Acts 20:28 says, “Be shepherds of the church of God, which he bought with his own blood.” Implicit in that one command are a number of others. The church is not ours to do with as we please; the church was bought and paid for by the blood of Jesus Christ. When making decisions, leaders must not allow personal preferences or opinions to take precedence over Scripture. “Thus you nullify the word of God for the sake of your tradition” (Matthew 15:6).
What Must a Shepherd Do?
A shepherd must do at least four things:
Lead: The leader must be out front, setting an example for others to follow. He must have the integrity and commitment that engenders confidence and inspires others to follow his example.
Guide: Leading and guiding are not quite the same thing. The leader must make sure the church is moving in the right direction, closer to Christ, not farther from him. “Those who honor me I will honor, but those who despise me will be disdained” (1 Samuel 2:30).
Feed: The leader must make sure the church is being fed the Word of God. The temptation is to begin with the word of man (find a book with a neat title) and then look up Scriptures (proof texts) to validate what man has said.

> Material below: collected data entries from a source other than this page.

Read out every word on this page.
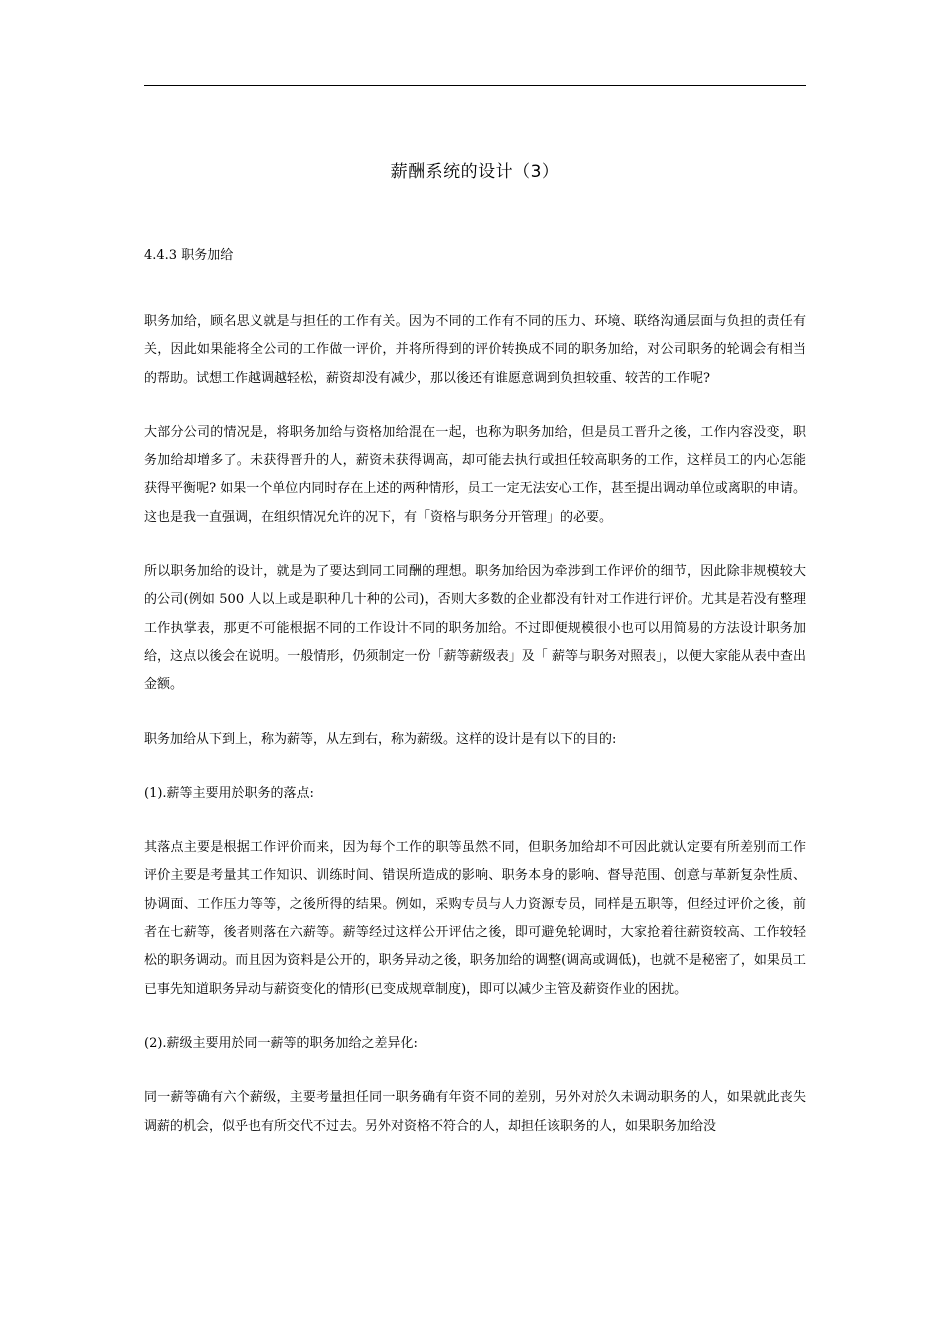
薪酬系统的设计（3）
4.4.3 职务加给

职务加给，顾名思义就是与担任的工作有关。因为不同的工作有不同的压力、环境、联络沟通层面与负担的责任有关，因此如果能将全公司的工作做一评价，并将所得到的评价转换成不同的职务加给，对公司职务的轮调会有相当的帮助。试想工作越调越轻松，薪资却没有减少，那以後还有谁愿意调到负担较重、较苦的工作呢?

大部分公司的情况是，将职务加给与资格加给混在一起，也称为职务加给，但是员工晋升之後，工作内容没变，职务加给却增多了。未获得晋升的人，薪资未获得调高，却可能去执行或担任较高职务的工作，这样员工的内心怎能获得平衡呢? 如果一个单位内同时存在上述的两种情形，员工一定无法安心工作，甚至提出调动单位或离职的申请。这也是我一直强调，在组织情况允许的况下，有「资格与职务分开管理」的必要。

所以职务加给的设计，就是为了要达到同工同酬的理想。职务加给因为牵涉到工作评价的细节，因此除非规模较大的公司(例如 500 人以上或是职种几十种的公司)，否则大多数的企业都没有针对工作进行评价。尤其是若没有整理工作执掌表，那更不可能根据不同的工作设计不同的职务加给。不过即便规模很小也可以用简易的方法设计职务加给，这点以後会在说明。一般情形，仍须制定一份「薪等薪级表」及「 薪等与职务对照表」，以便大家能从表中查出金额。

职务加给从下到上，称为薪等，从左到右，称为薪级。这样的设计是有以下的目的:

(1).薪等主要用於职务的落点:

其落点主要是根据工作评价而来，因为每个工作的职等虽然不同，但职务加给却不可因此就认定要有所差别而工作评价主要是考量其工作知识、训练时间、错误所造成的影响、职务本身的影响、督导范围、创意与革新复杂性质、协调面、工作压力等等，之後所得的结果。例如，采购专员与人力资源专员，同样是五职等，但经过评价之後，前者在七薪等，後者则落在六薪等。薪等经过这样公开评估之後，即可避免轮调时，大家抢着往薪资较高、工作较轻松的职务调动。而且因为资料是公开的，职务异动之後，职务加给的调整(调高或调低)，也就不是秘密了，如果员工已事先知道职务异动与薪资变化的情形(已变成规章制度)，即可以减少主管及薪资作业的困扰。

(2).薪级主要用於同一薪等的职务加给之差异化:

同一薪等确有六个薪级，主要考量担任同一职务确有年资不同的差别，另外对於久未调动职务的人，如果就此丧失调薪的机会，似乎也有所交代不过去。另外对资格不符合的人，却担任该职务的人，如果职务加给没
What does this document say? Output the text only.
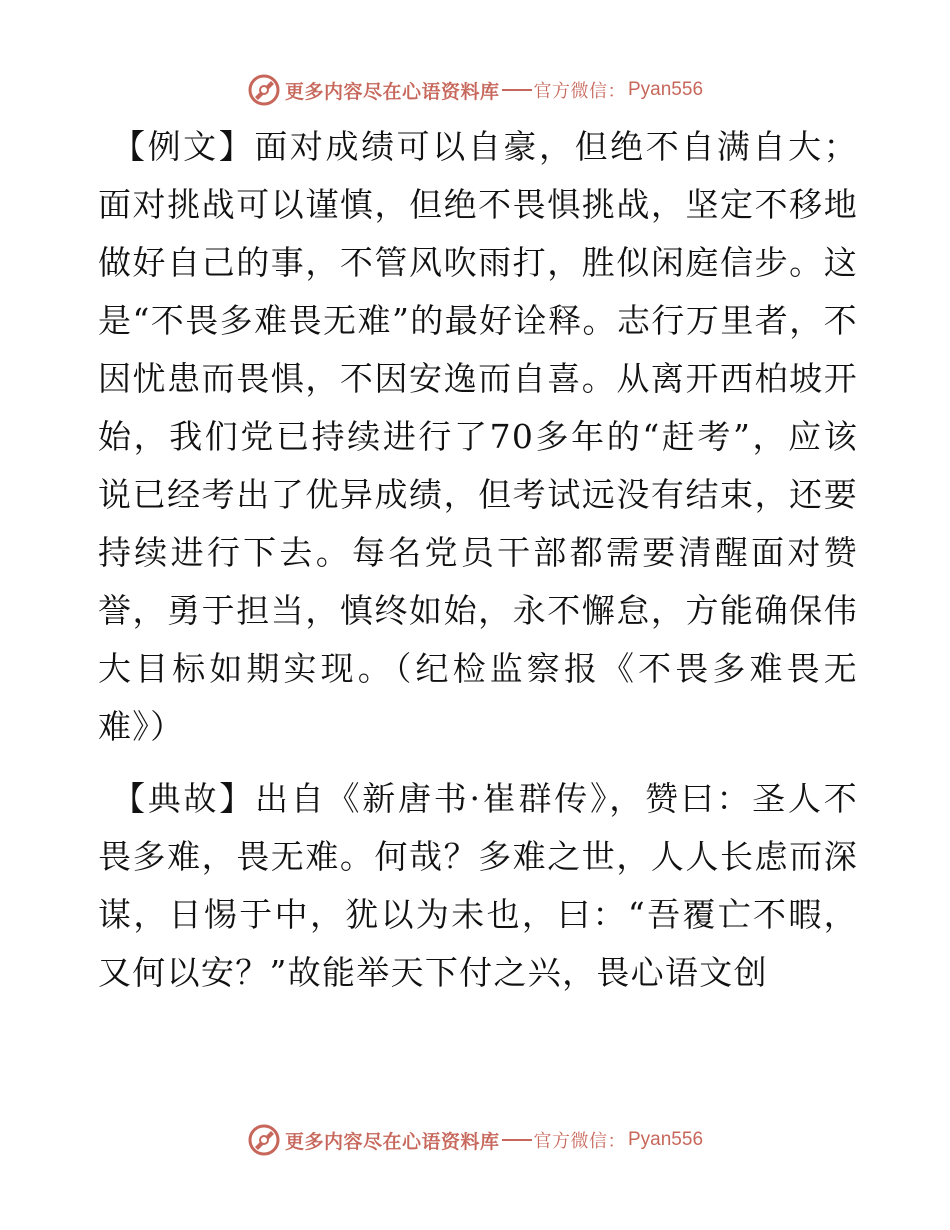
更多内容尽在心语资料库 官方微信： Pyan556

【例文】面对成绩可以自豪，但绝不自满自大；面对挑战可以谨慎，但绝不畏惧挑战，坚定不移地做好自己的事，不管风吹雨打，胜似闲庭信步。这是“不畏多难畏无难”的最好诠释。志行万里者，不因忧患而畏惧，不因安逸而自喜。从离开西柏坡开始，我们党已持续进行了70多年的“赶考”，应该说已经考出了优异成绩，但考试远没有结束，还要持续进行下去。每名党员干部都需要清醒面对赞誉，勇于担当，慎终如始，永不懈怠，方能确保伟大目标如期实现。（纪检监察报《不畏多难畏无难》）

【典故】出自《新唐书·崔群传》，赞曰：圣人不畏多难，畏无难。何哉？多难之世，人人长虑而深谋，日惕于中，犹以为未也，曰：“吾覆亡不暇，又何以安？”故能举天下付之兴，畏心语文创

更多内容尽在心语资料库 官方微信： Pyan556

However, God does not promise to honor man’s word, but his own Word. “You must speak my words to them, whether they listen or fail to listen, for they are rebellious” (Ezekiel 2:7).
Protect: When Paul commanded the elders to “be shepherds of the church of God,” they were aware of two threats: persecution on the outside and division on the inside. Wherever it begins, leaders must deal effectively with divisiveness. This may be a perennial problem, but a divisive spirit can hinder worship (Matthew 5:23, 24).
Leaders must also protect the church from false doctrine. Paul warned, “Watch your life and doctrine closely. Persevere in them, because if you do, you will save both yourself and your hearers” (1 Timothy 4:16). False doctrine can divide and destroy a church.
If anyone teaches false doctrines and does not agree to the sound instruction of our Lord Jesus Christ and to godly teaching, he is conceited and understands nothing. He has an unhealthy interest in controversies and quarrels about words that result in envy, strife, malicious talk, evil suspicions and constant friction between men of corrupt mind, who have been robbed of the truth and who think that godliness is a means to financial gain (1 Timothy 6:3-5).
While church leaders have a remarkable responsibility, every church member has an equally important obligation, to submit to their spiritual leadership.
Obey your leaders and submit to their authority. They keep watch over you as men who must give an account. Obey them so that their work will be a joy, not a burden, for that would be of no advantage to you (Hebrews 13:17).
Randall Childress ministers with Kempsville Church of Christ in Virginia Beach, Virginia.